9/10
A Prisoner Of His Own Creation
16 January 2009
Universal Studio in the height of the Hollywood Studio System was famous for three things that kept it in the black besides those famous studio tours that survive to this day. The Deanna Durbin musicals, the Abbott&Costello comedies and those great Gothic horror films with Dracula, The Wolfman, The Mummy and most of all Mary Shelley's Frankenstein. Those sets were used over and over again, you can recognize them if you're a real student of the genre.
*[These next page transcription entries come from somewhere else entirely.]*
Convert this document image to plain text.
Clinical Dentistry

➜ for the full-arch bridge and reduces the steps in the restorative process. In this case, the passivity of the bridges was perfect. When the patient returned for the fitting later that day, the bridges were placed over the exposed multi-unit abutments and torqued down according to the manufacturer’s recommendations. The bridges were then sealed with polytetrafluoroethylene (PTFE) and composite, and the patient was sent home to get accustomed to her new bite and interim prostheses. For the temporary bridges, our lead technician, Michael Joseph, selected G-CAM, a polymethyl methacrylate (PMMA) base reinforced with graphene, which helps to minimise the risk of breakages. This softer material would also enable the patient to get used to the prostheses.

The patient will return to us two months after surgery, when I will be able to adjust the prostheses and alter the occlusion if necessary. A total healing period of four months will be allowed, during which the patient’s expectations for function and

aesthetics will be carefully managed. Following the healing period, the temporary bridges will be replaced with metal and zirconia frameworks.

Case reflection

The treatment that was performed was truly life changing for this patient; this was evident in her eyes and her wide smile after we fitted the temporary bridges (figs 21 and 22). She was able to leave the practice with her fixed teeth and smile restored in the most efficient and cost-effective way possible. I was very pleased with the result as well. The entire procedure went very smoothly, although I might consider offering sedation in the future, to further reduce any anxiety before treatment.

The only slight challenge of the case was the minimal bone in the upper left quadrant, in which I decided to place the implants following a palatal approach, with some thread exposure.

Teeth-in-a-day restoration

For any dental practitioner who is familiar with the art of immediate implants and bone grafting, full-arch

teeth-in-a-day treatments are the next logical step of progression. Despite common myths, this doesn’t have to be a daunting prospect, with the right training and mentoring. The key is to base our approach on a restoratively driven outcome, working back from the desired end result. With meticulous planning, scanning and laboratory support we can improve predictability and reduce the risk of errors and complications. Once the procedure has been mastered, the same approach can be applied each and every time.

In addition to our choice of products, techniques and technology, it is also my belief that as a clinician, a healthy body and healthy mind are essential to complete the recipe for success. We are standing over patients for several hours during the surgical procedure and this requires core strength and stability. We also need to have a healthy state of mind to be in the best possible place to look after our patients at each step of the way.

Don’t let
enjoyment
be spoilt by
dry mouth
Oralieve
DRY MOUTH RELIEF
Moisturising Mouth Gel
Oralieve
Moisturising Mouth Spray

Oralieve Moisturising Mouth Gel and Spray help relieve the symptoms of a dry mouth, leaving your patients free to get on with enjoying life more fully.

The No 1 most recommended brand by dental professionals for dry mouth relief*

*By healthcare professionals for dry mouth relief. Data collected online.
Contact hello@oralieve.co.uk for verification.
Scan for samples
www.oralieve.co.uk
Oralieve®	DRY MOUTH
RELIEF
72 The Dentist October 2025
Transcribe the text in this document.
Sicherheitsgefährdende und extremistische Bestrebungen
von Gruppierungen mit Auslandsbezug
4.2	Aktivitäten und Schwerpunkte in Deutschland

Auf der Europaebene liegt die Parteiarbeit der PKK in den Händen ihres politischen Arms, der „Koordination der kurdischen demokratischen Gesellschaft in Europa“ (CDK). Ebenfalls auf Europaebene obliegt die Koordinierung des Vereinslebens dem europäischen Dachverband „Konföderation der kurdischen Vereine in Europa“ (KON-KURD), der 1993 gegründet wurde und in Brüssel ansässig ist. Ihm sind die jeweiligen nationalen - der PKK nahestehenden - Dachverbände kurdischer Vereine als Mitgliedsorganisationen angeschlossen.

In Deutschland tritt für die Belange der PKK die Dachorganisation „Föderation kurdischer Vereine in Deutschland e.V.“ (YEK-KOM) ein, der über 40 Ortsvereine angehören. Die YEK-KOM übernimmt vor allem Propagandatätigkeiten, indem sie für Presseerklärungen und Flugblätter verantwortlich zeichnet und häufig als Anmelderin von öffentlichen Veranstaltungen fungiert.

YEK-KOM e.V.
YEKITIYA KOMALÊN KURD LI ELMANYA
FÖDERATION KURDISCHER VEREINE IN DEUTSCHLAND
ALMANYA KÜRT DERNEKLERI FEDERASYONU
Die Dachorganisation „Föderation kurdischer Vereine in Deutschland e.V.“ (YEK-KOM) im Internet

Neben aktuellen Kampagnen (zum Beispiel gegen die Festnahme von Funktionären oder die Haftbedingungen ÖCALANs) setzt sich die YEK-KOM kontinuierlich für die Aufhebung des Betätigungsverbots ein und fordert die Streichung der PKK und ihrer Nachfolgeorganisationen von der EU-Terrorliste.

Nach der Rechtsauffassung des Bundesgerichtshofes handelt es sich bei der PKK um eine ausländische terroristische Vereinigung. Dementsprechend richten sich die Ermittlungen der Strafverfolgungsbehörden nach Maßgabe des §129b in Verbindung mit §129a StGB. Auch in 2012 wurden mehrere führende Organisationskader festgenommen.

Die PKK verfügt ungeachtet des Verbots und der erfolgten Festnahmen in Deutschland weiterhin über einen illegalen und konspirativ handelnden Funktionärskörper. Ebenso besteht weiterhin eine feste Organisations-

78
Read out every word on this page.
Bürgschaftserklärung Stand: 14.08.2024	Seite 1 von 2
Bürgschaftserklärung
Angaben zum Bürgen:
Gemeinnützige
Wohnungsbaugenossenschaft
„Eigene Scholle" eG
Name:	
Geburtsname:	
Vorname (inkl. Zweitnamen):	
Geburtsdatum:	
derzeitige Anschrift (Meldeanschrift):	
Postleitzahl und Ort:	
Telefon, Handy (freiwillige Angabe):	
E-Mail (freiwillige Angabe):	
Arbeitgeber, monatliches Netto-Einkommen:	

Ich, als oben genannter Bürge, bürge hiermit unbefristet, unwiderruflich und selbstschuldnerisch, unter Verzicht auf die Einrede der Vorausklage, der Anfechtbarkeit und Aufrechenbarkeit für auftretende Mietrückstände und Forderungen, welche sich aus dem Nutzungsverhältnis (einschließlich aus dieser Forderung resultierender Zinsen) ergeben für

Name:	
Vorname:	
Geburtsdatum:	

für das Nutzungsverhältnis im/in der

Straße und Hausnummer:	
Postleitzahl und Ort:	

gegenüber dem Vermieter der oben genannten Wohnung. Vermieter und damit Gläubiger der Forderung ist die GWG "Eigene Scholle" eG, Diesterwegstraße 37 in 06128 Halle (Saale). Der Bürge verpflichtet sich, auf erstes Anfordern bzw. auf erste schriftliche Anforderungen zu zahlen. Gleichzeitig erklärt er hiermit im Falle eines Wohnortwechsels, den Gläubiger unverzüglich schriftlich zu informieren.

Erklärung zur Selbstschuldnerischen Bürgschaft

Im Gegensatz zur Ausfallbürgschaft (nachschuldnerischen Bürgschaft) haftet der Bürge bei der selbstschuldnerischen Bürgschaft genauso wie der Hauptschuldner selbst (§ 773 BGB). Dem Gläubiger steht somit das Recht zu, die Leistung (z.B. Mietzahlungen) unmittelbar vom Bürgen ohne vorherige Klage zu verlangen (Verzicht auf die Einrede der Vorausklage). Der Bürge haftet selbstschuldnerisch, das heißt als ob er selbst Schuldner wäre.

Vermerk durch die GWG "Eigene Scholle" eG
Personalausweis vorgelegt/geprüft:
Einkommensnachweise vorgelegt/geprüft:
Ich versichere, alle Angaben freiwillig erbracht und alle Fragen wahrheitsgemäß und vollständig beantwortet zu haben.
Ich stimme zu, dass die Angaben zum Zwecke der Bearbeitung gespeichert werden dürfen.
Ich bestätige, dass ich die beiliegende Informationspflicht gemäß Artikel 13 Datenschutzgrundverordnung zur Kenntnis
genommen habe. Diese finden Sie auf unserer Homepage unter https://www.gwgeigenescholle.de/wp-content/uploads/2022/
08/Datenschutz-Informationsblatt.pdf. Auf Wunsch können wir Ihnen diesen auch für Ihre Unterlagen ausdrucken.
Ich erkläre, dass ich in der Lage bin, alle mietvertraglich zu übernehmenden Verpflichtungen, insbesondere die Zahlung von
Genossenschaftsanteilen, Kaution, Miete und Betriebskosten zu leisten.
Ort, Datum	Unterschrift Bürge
Although some have criticized it, I rather like the beginning of Bride of Frankenstein in a Regency drawing room where the creative minds of Lord Byron, Percy Shelley, and Mary Shelley are meeting. Of course the subject gets around to how she would continue the story, it just can't end right there. So while Gavin Gordon as Byron and Douglas Walton as Percy Shelley listen, Elsa Lanchester as Mary Shelley starts to tell about the further doings of her characters.

Of course Colin Clive as Victor Frankenstein thought dead when he was brought out of the ruin, turns out to be alive, but in need of medical attention. The monster is also not dead, he's been put together even stronger than an ordinary human. As is first two victims he kills the parents of the little girl he killed in the original Frankenstein film.

While Clive is recuperating at home under the care of his wife played here by Valerie Hobson, Clive receives a visit from his former teacher and mentor who originally aroused his interest in experiments along this line. Ernest Thesiger is Doctor Praetorious, a scientist whose reputation is more dubious than that of Frankenstein. He's been experimenting with bringing people back to life and he shows his little creations to Frankenstein. What he describes sounds a lot like cloning Mini Mes as Doctor Evil did. But DNA was not heard of back in the early 19th century.

He thinks they ought to combine there efforts and create a female back from the dead to be a mate for the Frankenstein monster. Who knows if the big guy gets a little something something at home, maybe he won't have quite such a bad attitude. When the monster after wreaking havoc again on the countryside is finally back in the Frankenstein laboratory, he insists on a 'friend' for himself. It's a real mess that Clive has gotten himself in again.

Bride Of Frankenstein with that incredible climax when the monster tries to court his bride will still give you frights for weeks on watching it. The Gothic horror atmosphere that James Whale created on the Universal sets is still capable of creeping one out.

Boris Karloff did not repeat his monster role after this and Colin Clive died in 1937 before the next Frankenstein film was made. Still the cycle may have been the most successful of all the Universal monster franchises. It certainly my favorite of all of them.